You should ask yourself why you want cluster. If you simply want your ordinary database that you have now, except with added 99,999% availability, then you may be disappointed. Certainly MySQL cluster can provide you with great availability and uptime, but the workload of your app may not be very well suited for the thtings cluster is good for. Plus you may be able to use another high availability solution to increase the uptime of your otherwise traditional database.
BTW - here's a list of limitations as per the doc: http://dev.mysql.com/doc/refman/5.1/en/mysql-cluster-limitations.html
But whatever you do, try out cluster, see if its good for you. MySQL cluster is not "MySQL + 5 nines". You'll find out when you try.
NDB cluster comes with two type of storage options.
1.In Memory Storage.
2.Disk storage.
NDB introduced as in memory data storage and in version 7.4(MYSQL 5.6) onwards started supporting disk storage.
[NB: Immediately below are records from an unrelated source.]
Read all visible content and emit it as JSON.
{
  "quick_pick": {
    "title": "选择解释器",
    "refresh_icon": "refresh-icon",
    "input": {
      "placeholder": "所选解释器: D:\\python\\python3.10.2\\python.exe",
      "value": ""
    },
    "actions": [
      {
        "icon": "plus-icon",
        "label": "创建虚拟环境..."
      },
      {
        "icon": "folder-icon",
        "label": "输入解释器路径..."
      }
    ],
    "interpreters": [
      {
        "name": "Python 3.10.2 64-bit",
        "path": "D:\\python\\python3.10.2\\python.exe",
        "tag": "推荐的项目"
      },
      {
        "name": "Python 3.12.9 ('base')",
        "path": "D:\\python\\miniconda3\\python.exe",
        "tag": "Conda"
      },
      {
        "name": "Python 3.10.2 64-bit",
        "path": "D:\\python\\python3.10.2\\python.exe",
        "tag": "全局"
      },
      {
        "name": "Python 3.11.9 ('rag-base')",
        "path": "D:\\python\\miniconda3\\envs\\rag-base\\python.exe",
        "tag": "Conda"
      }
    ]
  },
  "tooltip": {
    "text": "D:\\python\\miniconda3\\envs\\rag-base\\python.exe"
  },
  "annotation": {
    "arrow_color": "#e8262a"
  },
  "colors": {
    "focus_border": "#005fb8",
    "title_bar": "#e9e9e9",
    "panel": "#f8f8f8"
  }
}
current version 7.5(MySQL 5.7) supports disk storage and in this case there will be no size constraints as data is going to reside in disk and limit depend on disk storage space available with you.
Disk Storage configurations - https://dev.mysql.com/doc/refman/5.7/en/mysql-cluster-disk-data-symlinks.html
In Memory storage in NDB cluster is also quite mature and you can define memory usage in management node config.ini file.
example -
DataMemory=3072M
IndexMemory=384M
in an average table(depend on data stored in columns) total db size should be less then 1GB which can easily be configured.
Note - in my own implementation i faced one performance challenge as performance of NDB degrades with increasing number of rows in table.
Under high load concurrency read will degrade with number of increasing row.
Make sure you don't go for full table scan and provide sufficient where clause predicate.
For proper performance define secondary index properly as per your query pattern.
Defining secondary index will again increase memory consumption so plan your query pattern and memory resources accordingly.